Floating-point arithmetic is so prevalent that the benchmarking application ranking supercomputers, LINPACK, heavily utilizes doubleprecision floating-point math.
Q9. Why is floating-point arithmetic so prevalent in HPC applications?
Due to the prevalence of floating-point arithmetic in HPC applications, research in academia and industry has focused on floating-point hardware designs [14, 15], libraries [16, 17], and development tools [18] to effectively perform floating-point math on FPGAs.
Q10. How many multipliers are needed for the Xilinx design?
For Xilinx’s double-precision floatingpoint core 16 of these 18-bit multipliers are required [35] for each multiplier, while for the Dou et al. design only nine are needed.
Q11. How much faster could a reworked implementation achieve?
A slightly reworked implementation, designed as an FFT accelerator with all serial functions implemented on an attached processor, could achieve a speedup of 2.6 compared to a processor alone.

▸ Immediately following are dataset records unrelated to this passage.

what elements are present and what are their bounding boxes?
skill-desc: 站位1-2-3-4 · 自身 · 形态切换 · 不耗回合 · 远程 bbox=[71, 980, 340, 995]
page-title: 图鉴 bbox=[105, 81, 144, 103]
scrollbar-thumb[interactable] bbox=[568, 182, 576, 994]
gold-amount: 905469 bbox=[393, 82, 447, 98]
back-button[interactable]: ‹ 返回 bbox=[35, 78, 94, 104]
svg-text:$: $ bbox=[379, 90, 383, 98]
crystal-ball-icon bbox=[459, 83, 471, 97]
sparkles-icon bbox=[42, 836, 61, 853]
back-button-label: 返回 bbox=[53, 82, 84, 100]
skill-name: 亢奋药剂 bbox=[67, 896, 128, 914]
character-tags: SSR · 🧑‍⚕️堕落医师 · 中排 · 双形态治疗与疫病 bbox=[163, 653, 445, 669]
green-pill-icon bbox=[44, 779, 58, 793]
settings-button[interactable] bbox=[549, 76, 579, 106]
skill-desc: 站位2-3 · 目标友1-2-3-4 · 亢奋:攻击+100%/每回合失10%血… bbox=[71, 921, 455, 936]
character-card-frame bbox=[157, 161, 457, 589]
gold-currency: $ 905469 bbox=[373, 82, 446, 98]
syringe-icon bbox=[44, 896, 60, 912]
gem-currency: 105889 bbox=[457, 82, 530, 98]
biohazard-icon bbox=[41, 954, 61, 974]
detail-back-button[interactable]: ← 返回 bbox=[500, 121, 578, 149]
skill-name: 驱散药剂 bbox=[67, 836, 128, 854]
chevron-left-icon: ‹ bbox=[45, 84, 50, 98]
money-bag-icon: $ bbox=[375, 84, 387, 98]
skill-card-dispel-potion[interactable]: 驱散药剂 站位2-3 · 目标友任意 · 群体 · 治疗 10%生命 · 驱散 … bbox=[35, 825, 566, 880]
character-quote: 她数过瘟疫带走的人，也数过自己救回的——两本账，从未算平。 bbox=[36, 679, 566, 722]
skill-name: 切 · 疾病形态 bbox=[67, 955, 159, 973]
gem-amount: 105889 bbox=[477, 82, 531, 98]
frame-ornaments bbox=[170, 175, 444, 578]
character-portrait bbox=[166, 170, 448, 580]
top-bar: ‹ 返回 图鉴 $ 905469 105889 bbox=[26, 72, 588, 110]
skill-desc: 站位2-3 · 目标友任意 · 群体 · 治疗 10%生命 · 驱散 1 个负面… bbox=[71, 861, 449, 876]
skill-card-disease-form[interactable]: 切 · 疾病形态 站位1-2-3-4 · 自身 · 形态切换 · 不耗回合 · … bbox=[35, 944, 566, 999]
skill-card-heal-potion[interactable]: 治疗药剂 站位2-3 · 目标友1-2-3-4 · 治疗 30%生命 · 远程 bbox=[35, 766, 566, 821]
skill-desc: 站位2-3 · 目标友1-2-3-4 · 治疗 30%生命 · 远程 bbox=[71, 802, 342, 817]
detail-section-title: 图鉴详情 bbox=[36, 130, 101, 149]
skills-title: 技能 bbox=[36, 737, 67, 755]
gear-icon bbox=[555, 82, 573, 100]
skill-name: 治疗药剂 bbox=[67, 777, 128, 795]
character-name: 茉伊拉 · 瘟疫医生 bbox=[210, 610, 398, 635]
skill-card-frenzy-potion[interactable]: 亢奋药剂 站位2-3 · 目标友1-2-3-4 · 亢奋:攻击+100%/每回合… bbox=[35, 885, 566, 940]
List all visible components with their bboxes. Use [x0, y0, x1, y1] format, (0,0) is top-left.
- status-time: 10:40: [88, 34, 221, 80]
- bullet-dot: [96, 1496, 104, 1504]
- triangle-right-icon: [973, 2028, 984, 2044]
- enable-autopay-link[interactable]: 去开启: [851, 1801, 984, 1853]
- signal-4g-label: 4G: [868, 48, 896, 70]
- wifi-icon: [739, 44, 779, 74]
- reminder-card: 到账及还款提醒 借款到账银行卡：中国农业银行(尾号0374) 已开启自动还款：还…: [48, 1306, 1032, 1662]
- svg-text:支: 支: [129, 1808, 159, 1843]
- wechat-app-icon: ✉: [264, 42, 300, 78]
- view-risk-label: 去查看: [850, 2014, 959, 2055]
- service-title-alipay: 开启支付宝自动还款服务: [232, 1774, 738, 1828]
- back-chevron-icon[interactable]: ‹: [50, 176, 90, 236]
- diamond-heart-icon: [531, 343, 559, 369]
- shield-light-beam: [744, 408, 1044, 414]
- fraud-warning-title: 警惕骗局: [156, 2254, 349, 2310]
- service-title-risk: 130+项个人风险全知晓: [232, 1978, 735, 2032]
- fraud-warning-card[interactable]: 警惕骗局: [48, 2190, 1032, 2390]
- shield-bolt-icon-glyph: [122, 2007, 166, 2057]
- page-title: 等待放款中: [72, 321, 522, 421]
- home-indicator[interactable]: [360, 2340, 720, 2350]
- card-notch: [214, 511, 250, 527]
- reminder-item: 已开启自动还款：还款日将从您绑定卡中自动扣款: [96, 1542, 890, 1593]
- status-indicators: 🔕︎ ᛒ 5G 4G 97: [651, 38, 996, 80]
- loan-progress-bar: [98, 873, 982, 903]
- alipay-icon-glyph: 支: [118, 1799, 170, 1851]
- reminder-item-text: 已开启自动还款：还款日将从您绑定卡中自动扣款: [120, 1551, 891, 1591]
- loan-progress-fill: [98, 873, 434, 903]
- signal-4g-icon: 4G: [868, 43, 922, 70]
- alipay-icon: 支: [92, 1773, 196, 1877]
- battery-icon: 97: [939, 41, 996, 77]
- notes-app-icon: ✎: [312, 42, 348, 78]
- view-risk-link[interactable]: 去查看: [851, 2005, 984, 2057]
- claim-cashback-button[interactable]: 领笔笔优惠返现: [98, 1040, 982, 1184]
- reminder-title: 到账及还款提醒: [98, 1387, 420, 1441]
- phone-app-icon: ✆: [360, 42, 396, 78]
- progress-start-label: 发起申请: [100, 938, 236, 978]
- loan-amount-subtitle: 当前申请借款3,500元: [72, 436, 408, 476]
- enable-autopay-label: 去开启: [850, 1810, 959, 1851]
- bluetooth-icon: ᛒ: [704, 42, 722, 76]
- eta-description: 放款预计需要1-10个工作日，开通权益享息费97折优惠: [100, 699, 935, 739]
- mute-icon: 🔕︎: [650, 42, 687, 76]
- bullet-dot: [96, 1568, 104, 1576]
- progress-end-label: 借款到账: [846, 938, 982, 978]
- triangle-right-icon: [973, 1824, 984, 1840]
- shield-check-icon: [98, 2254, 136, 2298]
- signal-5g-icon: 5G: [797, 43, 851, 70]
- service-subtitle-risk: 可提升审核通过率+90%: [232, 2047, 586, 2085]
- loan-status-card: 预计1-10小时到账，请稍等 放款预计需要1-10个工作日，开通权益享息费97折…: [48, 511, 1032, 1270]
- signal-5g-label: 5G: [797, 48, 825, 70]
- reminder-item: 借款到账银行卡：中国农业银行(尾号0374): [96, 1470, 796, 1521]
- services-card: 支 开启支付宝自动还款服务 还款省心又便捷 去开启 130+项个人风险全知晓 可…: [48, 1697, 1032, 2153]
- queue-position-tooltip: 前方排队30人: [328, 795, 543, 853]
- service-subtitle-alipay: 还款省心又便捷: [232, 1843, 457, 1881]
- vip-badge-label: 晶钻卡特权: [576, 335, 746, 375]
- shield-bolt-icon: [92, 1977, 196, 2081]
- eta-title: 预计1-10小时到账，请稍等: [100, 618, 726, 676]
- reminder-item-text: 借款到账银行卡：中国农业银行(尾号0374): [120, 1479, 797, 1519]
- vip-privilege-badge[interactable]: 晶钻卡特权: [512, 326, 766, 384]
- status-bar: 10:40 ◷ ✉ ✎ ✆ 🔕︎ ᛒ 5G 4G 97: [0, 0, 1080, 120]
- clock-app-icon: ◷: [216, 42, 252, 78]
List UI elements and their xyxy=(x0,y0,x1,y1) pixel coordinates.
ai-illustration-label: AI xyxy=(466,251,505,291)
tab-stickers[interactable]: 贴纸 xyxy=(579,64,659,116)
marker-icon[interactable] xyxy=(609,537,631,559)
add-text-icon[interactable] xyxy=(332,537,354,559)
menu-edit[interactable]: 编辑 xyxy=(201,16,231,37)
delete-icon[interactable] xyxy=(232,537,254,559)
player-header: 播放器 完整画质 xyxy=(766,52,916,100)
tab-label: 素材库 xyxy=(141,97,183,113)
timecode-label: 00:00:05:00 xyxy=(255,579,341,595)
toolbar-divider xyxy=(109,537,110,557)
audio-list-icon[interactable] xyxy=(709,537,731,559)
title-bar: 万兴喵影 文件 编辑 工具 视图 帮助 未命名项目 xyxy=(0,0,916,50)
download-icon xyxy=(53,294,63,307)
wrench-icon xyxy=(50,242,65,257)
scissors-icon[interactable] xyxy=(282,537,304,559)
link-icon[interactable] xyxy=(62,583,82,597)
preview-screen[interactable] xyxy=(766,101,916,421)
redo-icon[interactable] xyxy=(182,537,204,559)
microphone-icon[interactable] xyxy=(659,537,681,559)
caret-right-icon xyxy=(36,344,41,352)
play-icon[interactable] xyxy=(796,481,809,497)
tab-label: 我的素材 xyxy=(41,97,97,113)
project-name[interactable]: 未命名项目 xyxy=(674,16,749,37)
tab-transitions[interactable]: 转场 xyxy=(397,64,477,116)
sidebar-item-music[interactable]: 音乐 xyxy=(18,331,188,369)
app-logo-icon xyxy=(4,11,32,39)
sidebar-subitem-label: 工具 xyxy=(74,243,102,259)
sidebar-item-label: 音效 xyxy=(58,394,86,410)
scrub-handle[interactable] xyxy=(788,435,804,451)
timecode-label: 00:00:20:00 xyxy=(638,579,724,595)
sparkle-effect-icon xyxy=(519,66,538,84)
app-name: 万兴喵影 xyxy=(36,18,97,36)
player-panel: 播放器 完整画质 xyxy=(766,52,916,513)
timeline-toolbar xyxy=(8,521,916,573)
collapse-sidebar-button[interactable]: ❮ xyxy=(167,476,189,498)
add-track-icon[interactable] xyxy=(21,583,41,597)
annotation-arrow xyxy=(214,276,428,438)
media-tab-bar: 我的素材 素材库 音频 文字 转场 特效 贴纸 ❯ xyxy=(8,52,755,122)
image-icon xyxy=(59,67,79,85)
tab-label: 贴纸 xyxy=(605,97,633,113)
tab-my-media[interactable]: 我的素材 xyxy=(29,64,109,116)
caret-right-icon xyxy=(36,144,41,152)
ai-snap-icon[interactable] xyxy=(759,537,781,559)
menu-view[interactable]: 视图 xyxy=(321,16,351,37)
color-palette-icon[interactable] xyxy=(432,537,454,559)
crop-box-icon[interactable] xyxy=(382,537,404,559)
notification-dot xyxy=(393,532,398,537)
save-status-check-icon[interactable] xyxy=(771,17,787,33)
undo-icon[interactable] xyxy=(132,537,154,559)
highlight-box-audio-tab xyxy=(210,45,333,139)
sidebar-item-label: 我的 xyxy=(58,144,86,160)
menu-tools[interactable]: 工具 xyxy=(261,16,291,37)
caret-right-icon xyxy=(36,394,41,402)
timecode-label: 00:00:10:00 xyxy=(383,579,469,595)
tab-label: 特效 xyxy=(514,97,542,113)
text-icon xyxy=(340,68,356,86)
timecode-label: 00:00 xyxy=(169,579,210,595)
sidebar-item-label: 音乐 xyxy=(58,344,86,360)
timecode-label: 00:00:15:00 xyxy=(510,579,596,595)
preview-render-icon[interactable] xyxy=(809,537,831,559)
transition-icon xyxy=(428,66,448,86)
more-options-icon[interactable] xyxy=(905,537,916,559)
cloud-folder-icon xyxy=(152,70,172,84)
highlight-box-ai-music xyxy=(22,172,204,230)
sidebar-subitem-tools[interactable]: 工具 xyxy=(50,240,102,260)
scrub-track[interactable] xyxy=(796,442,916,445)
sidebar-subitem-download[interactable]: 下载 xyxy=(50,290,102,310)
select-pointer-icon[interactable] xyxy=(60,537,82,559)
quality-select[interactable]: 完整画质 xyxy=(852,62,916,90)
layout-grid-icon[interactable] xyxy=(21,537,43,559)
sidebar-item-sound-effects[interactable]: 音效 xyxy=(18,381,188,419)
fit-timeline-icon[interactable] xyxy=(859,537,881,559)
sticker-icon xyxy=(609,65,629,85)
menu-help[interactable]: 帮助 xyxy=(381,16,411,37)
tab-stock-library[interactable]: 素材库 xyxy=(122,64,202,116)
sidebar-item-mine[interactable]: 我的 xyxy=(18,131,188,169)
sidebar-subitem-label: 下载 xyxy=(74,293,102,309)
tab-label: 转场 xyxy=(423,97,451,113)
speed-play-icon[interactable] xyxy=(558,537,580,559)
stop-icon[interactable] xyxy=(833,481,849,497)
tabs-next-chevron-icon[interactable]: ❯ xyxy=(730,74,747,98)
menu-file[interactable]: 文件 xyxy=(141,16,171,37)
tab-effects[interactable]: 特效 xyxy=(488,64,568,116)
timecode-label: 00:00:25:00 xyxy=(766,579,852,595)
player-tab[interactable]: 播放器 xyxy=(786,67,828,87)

Q12. What is the main reason why the availability of high-performance clusters incorporating FPGAs?
The availability of high-performance clusters incorporating FPGAs has prompted efforts to explore acceleration of HPC applications.
Q13. What is the key contribution of this paper?
The key contributions of this paper are the addition of an economic analysis to a discussion of FPGA supercomputing projects and the presentation of an effective benchmark for comparing FPGAs and processors on an equal footing.
Q14. What is the efficient port of the algorithm from software to hardware?
Performing a traditional port of the algorithm from software to hardware involves the creation of a floating-point FFT on the FPGA.
Q15. What is the speedup of the stand-alone FPGA?
In spite of the unique all-integer algorithmic approach, the stand-alone FPGA implementation only achieved a speedup of 1.76 compared to a 3.4 GHz Pentium 4 processor.
Q16. What is the difference between the Dou et al. and Underwood design?
While there is always a danger from drawing conclusions from a small data set, both the Dou et al. and Underwood design results point to a crossover point sometime around 2009 to 2012 when the largest FPGA devices, like those typically found in commercial FPGA-augmented HPC clusters, will be cost effectively compared to processors for doubleprecision floating-point calculations.